If the demographic projection of population increase is sustained, the increase in demand for electricity will be more than proportionate. Also, the intended installation in Portuguese territory of industrial buildings to meet the prodigious needs of data centres and other denizens of the digital era will make it undesirable if not impossible for the present system to be expanded.
The alternative to a return to burning natural gas and coal wood or oil is to embark now upon a nuclear agenda.
Understandably, his solution provokes public fears grounded in the memory of the Chernobyl and Fukishima disasters. Other critics point to the disadvantage that such factories need five to 10 years to complete a process of complex planning to achieve a safe but expensive construction in waterside locations.
However, a workable solution on the horizon is to use the SMR (small modular reactor) prototypes of which have been developed, for example, by Rolls Royce and NuScale Power.
Globally, China leads the field of experiment with the ACP100 (Linglong One) and HTR-PM reactors, but Russia is not far behind and has even included a floating SMR in its programme.
In Argentina, the CAREM model is working while in Canada and the USA similar microreactors are planned for specific military and industrial locations where a reliable constant supply of energy is essential in the digital era.

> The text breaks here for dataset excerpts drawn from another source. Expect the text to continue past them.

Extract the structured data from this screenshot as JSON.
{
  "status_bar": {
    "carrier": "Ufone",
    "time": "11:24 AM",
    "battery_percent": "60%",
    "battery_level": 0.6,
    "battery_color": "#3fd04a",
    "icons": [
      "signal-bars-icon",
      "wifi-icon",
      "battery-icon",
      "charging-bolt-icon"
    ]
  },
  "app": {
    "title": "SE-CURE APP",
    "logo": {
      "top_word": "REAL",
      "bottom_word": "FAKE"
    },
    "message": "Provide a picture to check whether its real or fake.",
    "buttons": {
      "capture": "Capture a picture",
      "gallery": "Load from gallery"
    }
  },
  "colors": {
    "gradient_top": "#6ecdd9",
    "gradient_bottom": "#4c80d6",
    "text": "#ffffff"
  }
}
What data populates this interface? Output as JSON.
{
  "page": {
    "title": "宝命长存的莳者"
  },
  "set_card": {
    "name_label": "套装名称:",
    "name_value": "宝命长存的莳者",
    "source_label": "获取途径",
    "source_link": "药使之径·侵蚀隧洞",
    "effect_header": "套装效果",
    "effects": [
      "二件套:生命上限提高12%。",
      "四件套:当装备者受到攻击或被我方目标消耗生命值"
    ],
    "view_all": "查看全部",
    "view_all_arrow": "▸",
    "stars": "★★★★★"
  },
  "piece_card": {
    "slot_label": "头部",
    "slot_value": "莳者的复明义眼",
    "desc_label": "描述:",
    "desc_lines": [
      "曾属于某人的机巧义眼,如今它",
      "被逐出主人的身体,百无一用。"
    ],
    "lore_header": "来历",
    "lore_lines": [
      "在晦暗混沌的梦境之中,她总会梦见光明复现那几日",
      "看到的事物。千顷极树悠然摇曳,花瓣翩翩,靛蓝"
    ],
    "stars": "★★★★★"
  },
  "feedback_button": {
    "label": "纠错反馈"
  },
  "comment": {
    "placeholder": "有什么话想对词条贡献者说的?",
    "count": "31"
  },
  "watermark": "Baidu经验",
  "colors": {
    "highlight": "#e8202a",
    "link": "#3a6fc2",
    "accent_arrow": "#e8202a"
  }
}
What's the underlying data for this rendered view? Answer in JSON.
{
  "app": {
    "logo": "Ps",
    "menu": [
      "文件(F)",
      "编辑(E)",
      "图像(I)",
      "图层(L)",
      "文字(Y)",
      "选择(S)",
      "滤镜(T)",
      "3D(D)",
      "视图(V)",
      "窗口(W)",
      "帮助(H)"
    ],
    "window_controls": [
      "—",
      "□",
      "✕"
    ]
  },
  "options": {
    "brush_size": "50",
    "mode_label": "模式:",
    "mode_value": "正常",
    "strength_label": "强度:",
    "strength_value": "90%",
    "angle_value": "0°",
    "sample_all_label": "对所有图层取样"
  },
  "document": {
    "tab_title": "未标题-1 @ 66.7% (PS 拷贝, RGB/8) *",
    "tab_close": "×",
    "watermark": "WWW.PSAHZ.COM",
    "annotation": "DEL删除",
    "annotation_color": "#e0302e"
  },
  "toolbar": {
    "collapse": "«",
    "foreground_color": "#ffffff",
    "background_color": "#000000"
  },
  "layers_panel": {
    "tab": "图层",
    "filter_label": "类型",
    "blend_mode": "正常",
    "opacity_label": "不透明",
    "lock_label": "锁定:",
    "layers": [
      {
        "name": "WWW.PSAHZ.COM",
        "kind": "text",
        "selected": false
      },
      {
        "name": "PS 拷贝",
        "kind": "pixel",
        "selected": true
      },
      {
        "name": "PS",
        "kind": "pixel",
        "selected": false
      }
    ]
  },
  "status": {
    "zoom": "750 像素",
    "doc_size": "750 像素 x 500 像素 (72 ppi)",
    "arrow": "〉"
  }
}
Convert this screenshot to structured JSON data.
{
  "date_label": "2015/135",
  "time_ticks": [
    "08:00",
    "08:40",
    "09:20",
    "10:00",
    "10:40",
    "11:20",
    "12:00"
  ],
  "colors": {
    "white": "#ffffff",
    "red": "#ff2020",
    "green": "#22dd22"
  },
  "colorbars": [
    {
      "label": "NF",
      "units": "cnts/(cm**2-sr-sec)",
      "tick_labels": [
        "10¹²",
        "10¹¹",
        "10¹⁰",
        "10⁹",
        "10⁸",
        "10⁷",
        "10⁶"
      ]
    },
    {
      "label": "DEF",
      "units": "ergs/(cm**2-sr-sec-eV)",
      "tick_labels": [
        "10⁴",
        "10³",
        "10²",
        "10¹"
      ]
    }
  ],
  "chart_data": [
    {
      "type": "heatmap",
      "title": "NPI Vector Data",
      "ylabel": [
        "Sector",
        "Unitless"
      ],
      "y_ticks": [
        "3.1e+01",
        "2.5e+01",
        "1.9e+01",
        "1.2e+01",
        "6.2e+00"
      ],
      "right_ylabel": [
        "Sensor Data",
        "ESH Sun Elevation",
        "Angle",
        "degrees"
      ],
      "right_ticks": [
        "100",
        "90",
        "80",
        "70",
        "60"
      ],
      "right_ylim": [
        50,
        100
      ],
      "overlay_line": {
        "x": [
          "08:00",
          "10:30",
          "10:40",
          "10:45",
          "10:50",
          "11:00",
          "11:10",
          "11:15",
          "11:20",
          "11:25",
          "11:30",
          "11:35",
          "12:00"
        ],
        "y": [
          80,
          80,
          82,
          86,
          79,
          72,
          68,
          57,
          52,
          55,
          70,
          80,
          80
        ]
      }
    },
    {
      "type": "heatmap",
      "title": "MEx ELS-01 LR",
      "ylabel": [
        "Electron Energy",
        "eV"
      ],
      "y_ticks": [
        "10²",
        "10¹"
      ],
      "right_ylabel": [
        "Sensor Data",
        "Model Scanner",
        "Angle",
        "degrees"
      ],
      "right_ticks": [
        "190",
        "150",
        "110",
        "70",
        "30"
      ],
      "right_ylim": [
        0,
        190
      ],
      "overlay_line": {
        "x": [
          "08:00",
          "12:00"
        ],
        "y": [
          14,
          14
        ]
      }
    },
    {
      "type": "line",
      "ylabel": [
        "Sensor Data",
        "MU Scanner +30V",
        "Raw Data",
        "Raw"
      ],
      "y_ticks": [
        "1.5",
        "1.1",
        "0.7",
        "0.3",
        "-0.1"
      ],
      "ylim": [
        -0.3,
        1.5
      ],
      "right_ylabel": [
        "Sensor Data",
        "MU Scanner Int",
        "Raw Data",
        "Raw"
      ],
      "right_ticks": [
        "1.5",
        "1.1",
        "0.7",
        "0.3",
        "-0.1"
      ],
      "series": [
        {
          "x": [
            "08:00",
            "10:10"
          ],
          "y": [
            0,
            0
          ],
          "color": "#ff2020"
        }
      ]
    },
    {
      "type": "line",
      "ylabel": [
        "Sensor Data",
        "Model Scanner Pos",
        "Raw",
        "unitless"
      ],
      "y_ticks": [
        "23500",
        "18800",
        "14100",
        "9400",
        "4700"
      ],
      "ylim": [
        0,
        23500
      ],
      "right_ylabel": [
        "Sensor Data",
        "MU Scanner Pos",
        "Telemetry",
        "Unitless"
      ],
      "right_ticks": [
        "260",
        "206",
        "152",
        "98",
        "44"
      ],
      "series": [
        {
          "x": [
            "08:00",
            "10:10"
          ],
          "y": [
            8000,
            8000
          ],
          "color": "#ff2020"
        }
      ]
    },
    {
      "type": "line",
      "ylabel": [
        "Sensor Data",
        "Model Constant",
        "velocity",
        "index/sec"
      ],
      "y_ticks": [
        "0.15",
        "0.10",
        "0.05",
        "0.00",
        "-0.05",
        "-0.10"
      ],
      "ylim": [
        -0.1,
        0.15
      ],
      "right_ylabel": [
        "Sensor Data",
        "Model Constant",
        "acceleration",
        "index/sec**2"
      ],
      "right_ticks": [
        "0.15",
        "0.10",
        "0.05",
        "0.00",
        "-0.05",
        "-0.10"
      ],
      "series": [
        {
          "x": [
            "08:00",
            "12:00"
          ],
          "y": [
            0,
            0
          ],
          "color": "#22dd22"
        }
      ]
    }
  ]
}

Once these trials and regulatory processes have been successfully completed, SMRs will enter a production line which will enable quick construction by using pre-fabricated units. These, if ordered in multiples, will enable up-front costs to fall.
Even so, it is estimated that SMRs will cost at least twice as much as the installation of renewables. This must be balanced against a forecast depreciation span of 80 years whereas renewables could be around 30 years provided that extreme weather conditions do not worsen.
Traditional nuclear plants with their greater density can produce energy at €50 to €100 per MWh whereas SMRs are higher at €70 to €120. By comparison, renewables of wind plus solar without storage are only €25 to €50 and natural gas is around €60 per MWh, but a stable price is difficult to agree due to geopolitical conflict.
Maintenance costs are not high and both renewables and SMRs can cope with the manufacture of blue hydrogen, but heat generated by SMRs can be used efficiently for industrials such as the proposed factories for the processing of minerals.
The only certain thing in the present fractured world of energy applications is that the demands of Sines and other concentrations will outstrip supply by 2030 if an adequate supplement is not installed.
To avoid great inconvenience to the populace and the writing of essays such as this in longhand and by candlelight, let us hope that governance will heed the words of Dr. Pedro Sampaio Nunes.